= Gabriele Keller =

Computer scientist

Gabriele Cornelia Keller is a computer scientist whose research concerns type systems and data parallelism in functional programming. Educated in Germany, she has worked in Australia, the US, and the Netherlands, where she is Professor of Software Systems at Utrecht University.

==Education and career==
Keller earned a degree in computer science from Technische Universität Berlin in 1995, and after working in the German software industry, completed a doctorate (Dr. Ing. at Technische Universität Berlin in 1999. Her dissertation, Transformation-based Implementation of Nested Data Parallelism for Distributed Memory Machines, was supervised by Stefan Jähnichen.

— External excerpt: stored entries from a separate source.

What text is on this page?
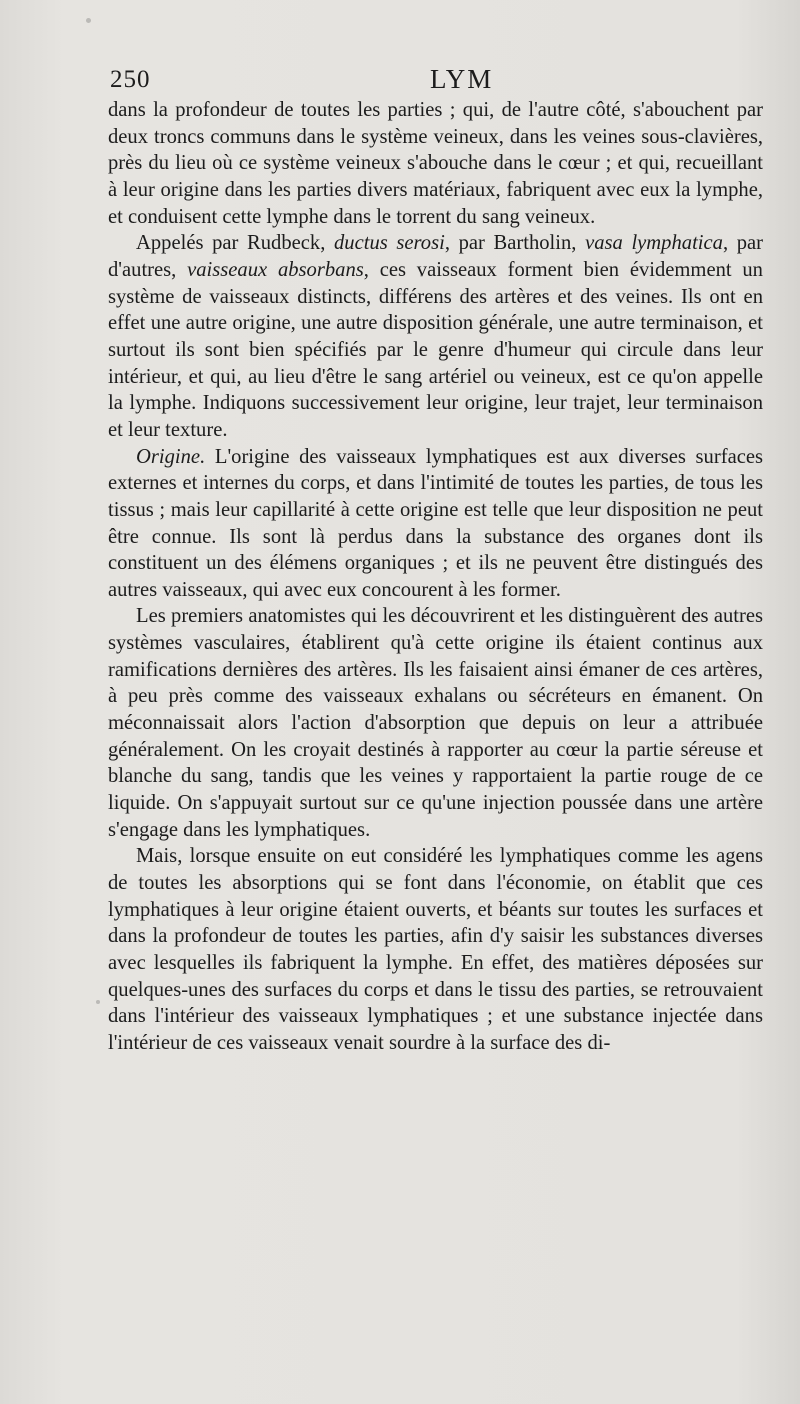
250	LYM

dans la profondeur de toutes les parties ; qui, de l'autre côté, s'abouchent par deux troncs communs dans le système veineux, dans les veines sous-clavières, près du lieu où ce système veineux s'abouche dans le cœur ; et qui, recueillant à leur origine dans les parties divers matériaux, fabriquent avec eux la lymphe, et conduisent cette lymphe dans le torrent du sang veineux.

Appelés par Rudbeck, ductus serosi, par Bartholin, vasa lymphatica, par d'autres, vaisseaux absorbans, ces vaisseaux forment bien évidemment un système de vaisseaux distincts, différens des artères et des veines. Ils ont en effet une autre origine, une autre disposition générale, une autre terminaison, et surtout ils sont bien spécifiés par le genre d'humeur qui circule dans leur intérieur, et qui, au lieu d'être le sang artériel ou veineux, est ce qu'on appelle la lymphe. Indiquons successivement leur origine, leur trajet, leur terminaison et leur texture.

Origine. L'origine des vaisseaux lymphatiques est aux diverses surfaces externes et internes du corps, et dans l'intimité de toutes les parties, de tous les tissus ; mais leur capillarité à cette origine est telle que leur disposition ne peut être connue. Ils sont là perdus dans la substance des organes dont ils constituent un des élémens organiques ; et ils ne peuvent être distingués des autres vaisseaux, qui avec eux concourent à les former.

Les premiers anatomistes qui les découvrirent et les distinguèrent des autres systèmes vasculaires, établirent qu'à cette origine ils étaient continus aux ramifications dernières des artères. Ils les faisaient ainsi émaner de ces artères, à peu près comme des vaisseaux exhalans ou sécréteurs en émanent. On méconnaissait alors l'action d'absorption que depuis on leur a attribuée généralement. On les croyait destinés à rapporter au cœur la partie séreuse et blanche du sang, tandis que les veines y rapportaient la partie rouge de ce liquide. On s'appuyait surtout sur ce qu'une injection poussée dans une artère s'engage dans les lymphatiques.

Mais, lorsque ensuite on eut considéré les lymphatiques comme les agens de toutes les absorptions qui se font dans l'économie, on établit que ces lymphatiques à leur origine étaient ouverts, et béants sur toutes les surfaces et dans la profondeur de toutes les parties, afin d'y saisir les substances diverses avec lesquelles ils fabriquent la lymphe. En effet, des matières déposées sur quelques-unes des surfaces du corps et dans le tissu des parties, se retrouvaient dans l'intérieur des vaisseaux lymphatiques ; et une substance injectée dans l'intérieur de ces vaisseaux venait sourdre à la surface des di-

She became a lecturer at the University of Technology Sydney in Australia from 1999 to 2001, when she moved to the University of New South Wales. She was senior lecturer there from 2001 to 2013 (on leave in 2006 as a vice president at Credit Suisse in New York), and associate professor from 2014 to 2018. In 2018, she took her present position at Utrecht University, as Professor of Software Technology.

==Recognition==
Keller's work with Manuel M. T. Chakravarty and Simon Peyton Jones developing a system for type families and type-level programming in Haskell won the Most Influential ICFP Paper Award of ACM SIGPLAN, ten years after its publication in 2005.

==Book==
Keller is an author of the book An Introduction to Computing with Haskell (Pearson, 2002, with Manuel M. T. Chakravarty).